Fake tool attacks 80 organizations
A backdoored version of the popular tool, Advanced IP Scanner, which is used by network administrators to manage local area networks, has impacted at least 80 organizations around the globe. The malicious software, named AdvancedIPSpyware, was hosted on two sites whose domain names are almost similar to the genuine Advanced IP Scanner website, differing only by one letter.
Dunedin’s web services down
A cybersecurity incident has led to the unavailability of email addresses and some online functions in the city of Dunedin, Florida. Some of the disrupted services were online permit payments, utility billing, and inspection scheduling.
Top Malware Reported in the Last 24 Hours
One-stop shop for malware modules
A Russia-linked threat group associated with the Eternity group, aka EternityTeam or Eternity Project, is growing its malware-as-a-service operation by offering a multifunctional malware, dubbed LilithBot, via a subscription model on Telegram. Active since at least January, the group has been found distributing different Eternity-branded malware modules in underground forums.
Top Vulnerabilities Reported in the Last 24 Hours
Flaws exploited by Chinese hackers revealed
The NSA, the CISA, and the FBI revealed the top security vulnerabilities exploited by hackers sponsored by the People’s Republic of China (PRC) since 2020. The attackers aimed to target government and critical infrastructure networks to gain access to sensitive networks and steal intellectual property. In a joint advisory, the three federal agencies recommended mitigations for each of the security flaws, as well as detection methods and vulnerable technologies to help defenders identify and thwart incoming attack attempts.
Flaws in Ikea smart light system
Attackers could take over control of Ikea smart light bulbs, turning the bulbs up to full brightness and leaving users unable to turn them off through the app or remote control.

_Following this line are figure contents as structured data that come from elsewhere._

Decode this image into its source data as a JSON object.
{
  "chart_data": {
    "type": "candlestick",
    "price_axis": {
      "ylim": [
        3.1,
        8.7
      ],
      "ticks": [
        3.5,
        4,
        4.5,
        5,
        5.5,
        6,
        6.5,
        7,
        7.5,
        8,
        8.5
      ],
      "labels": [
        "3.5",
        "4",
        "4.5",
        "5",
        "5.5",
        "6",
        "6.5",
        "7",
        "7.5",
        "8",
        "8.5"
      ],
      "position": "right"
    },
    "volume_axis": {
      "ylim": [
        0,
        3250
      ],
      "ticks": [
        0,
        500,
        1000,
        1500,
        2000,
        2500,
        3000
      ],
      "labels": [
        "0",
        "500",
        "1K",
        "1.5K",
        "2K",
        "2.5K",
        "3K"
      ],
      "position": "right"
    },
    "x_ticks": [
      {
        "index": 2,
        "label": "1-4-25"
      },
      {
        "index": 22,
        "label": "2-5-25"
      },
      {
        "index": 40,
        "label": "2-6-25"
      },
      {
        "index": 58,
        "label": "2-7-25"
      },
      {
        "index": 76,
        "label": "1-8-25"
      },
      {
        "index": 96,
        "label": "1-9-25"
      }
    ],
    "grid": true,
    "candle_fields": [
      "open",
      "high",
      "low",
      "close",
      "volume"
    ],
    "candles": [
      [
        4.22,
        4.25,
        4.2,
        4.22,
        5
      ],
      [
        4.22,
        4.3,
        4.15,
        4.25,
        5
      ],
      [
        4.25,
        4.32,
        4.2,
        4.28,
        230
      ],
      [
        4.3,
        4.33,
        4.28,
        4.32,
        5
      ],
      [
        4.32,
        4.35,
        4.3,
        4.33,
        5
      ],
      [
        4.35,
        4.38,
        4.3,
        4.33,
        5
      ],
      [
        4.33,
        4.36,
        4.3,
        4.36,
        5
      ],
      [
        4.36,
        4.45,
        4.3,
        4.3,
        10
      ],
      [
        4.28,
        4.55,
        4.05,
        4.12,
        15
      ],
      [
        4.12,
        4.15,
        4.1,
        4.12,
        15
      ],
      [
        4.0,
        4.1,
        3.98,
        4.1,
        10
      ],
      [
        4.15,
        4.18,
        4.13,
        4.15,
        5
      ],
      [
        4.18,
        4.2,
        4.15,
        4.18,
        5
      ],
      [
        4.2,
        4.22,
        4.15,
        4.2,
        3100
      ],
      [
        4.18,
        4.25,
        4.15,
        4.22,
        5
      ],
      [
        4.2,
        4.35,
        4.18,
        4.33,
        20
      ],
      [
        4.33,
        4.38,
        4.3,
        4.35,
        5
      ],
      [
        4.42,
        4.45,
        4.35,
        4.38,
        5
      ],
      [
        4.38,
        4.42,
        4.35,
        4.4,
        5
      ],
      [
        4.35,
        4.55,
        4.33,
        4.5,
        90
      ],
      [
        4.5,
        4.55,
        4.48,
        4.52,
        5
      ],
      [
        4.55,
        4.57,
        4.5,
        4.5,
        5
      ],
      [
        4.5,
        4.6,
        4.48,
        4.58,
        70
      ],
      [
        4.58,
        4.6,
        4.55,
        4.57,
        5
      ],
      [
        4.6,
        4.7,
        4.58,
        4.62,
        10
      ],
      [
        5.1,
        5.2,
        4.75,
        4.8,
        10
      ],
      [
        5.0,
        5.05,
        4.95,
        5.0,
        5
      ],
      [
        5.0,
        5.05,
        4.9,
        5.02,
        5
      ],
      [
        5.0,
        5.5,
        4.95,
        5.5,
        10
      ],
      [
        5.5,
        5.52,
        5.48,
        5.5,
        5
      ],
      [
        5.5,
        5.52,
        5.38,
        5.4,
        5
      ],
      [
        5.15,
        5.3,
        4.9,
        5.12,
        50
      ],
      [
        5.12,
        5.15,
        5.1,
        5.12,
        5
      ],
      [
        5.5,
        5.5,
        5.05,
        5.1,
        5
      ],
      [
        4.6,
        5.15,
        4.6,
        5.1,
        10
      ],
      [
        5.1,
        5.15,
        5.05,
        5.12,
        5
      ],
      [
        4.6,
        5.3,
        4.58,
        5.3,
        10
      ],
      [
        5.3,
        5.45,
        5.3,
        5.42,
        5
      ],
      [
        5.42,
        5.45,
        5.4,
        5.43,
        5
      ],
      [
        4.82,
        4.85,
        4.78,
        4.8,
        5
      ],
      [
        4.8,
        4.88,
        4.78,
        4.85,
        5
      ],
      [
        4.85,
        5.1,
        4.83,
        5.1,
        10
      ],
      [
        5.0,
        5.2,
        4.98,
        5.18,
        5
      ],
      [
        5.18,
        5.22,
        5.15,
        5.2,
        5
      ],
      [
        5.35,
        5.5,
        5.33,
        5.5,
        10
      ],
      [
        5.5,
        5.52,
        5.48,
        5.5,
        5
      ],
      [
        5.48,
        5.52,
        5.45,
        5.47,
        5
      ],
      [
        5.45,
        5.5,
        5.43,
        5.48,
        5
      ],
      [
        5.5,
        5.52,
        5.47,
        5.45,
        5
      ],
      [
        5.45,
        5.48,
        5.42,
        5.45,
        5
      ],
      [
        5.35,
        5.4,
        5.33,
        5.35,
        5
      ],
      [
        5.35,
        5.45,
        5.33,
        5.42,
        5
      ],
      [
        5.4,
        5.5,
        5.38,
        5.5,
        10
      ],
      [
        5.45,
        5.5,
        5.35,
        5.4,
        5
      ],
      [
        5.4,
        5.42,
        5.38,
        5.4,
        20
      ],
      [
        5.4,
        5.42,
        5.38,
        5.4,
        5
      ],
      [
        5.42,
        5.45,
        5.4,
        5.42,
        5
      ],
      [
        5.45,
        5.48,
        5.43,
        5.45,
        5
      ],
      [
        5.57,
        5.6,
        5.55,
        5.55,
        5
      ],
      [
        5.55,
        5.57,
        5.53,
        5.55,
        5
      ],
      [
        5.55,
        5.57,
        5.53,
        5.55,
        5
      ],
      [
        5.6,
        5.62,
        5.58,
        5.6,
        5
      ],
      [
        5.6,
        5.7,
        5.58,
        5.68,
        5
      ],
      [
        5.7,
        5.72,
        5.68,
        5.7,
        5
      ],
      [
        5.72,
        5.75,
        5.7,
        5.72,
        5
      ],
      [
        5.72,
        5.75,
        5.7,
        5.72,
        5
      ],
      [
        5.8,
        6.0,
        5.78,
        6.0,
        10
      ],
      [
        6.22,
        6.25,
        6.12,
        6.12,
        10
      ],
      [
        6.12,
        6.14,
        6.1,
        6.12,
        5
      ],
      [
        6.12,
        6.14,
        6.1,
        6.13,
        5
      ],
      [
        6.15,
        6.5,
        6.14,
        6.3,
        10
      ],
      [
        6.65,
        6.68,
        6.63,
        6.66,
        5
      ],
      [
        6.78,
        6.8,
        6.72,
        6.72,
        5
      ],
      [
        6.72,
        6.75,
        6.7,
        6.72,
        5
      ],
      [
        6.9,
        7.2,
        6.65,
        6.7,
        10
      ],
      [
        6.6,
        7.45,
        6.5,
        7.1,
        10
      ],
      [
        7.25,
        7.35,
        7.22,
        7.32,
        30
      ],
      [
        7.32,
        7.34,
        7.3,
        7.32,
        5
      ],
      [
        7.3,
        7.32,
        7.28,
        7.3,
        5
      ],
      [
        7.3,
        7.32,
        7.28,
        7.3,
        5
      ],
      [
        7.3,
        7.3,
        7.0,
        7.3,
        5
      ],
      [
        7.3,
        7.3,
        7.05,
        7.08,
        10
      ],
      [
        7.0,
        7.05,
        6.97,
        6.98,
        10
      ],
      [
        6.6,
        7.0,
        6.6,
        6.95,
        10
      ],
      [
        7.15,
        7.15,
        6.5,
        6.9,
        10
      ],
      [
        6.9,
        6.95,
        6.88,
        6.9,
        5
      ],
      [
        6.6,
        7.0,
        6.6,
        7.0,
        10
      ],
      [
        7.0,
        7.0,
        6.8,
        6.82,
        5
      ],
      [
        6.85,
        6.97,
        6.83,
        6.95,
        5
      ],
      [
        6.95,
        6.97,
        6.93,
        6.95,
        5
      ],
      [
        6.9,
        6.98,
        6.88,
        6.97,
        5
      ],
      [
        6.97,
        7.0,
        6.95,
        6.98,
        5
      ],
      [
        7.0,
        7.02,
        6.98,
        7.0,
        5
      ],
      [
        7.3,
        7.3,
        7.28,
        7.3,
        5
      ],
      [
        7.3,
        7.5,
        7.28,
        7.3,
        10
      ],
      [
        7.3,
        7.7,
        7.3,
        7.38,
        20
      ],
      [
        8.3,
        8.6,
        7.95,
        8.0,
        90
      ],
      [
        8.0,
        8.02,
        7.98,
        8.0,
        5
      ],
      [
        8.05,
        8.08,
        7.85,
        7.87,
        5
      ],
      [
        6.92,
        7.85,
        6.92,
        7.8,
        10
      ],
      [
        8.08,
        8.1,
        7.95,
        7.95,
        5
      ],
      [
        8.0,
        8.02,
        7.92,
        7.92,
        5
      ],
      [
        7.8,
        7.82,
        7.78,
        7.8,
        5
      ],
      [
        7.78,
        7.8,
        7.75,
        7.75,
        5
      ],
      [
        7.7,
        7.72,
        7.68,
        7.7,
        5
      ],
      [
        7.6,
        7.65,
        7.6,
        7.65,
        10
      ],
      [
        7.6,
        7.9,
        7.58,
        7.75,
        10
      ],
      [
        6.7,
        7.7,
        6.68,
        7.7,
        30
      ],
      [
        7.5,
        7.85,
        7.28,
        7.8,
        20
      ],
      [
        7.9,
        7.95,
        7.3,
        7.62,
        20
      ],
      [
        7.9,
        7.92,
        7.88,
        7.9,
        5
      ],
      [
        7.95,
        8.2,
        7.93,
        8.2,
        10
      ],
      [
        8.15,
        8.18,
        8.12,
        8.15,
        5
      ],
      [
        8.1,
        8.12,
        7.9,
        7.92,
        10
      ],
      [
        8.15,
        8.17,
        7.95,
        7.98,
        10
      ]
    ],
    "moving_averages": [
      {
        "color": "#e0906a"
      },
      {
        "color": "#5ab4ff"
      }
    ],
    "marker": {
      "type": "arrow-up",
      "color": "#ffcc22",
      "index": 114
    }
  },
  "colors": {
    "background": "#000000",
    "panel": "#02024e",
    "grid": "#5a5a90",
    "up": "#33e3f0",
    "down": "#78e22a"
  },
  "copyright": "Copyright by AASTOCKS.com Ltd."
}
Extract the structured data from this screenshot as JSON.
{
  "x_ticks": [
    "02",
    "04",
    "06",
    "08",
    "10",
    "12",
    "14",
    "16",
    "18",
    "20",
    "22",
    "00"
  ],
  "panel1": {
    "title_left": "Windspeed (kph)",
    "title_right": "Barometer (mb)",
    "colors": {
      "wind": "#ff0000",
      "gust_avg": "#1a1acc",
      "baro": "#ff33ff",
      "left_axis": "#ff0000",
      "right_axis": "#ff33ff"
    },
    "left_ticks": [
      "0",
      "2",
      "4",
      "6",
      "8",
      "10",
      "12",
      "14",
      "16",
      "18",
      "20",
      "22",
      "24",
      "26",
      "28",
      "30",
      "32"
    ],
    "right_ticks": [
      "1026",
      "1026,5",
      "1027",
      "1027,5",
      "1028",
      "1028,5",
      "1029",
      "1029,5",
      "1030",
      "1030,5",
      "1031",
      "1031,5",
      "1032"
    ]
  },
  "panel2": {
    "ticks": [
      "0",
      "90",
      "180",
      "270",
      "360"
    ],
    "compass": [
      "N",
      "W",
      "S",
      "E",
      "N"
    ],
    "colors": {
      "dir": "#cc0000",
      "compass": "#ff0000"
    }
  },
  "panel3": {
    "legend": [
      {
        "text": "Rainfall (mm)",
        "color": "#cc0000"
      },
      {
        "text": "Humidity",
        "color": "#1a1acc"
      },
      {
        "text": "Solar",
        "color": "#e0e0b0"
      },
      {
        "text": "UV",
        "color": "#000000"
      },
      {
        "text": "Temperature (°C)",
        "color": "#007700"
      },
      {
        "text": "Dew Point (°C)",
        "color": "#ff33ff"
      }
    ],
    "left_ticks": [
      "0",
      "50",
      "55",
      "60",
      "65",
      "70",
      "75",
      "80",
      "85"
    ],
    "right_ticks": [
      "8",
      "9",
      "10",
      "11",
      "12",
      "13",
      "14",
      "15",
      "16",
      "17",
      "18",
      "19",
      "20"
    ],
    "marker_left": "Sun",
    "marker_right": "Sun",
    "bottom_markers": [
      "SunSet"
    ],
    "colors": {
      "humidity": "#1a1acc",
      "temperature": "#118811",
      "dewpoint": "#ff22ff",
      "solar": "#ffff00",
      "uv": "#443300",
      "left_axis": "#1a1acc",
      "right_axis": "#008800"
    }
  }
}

They could take advantage of two vulnerabilities (CVE-2022-39064 and CVE-2022-39065) in the Ikea Trådfri smart lighting system if they re-sent the same malformed Zigbee frame (IEEE 802.15.4) over and over again.
Dex patches authentication bug
Dex, an OpenID Connect (OIDC) identity service, patched a critical vulnerability that could allow hackers to fetch an ID token via an intercepted authorization code and potentially gain unauthorized access to client applications. It leverages a simple identity layer on top of the OAuth 2.0 protocol to power authentication for other apps.
Top Scams Reported in the Last 24 Hours
Zoom suffers phishing attack
A credential phishing attack spoofed the video telephony software platform Zoom to steal victims’ Microsoft user credentials. With a socially-engineered payload, the email attack bypassed Microsoft Exchange email security and would have been delivered to more than 21,000 users if Armorblox had not prevented this malicious email attack.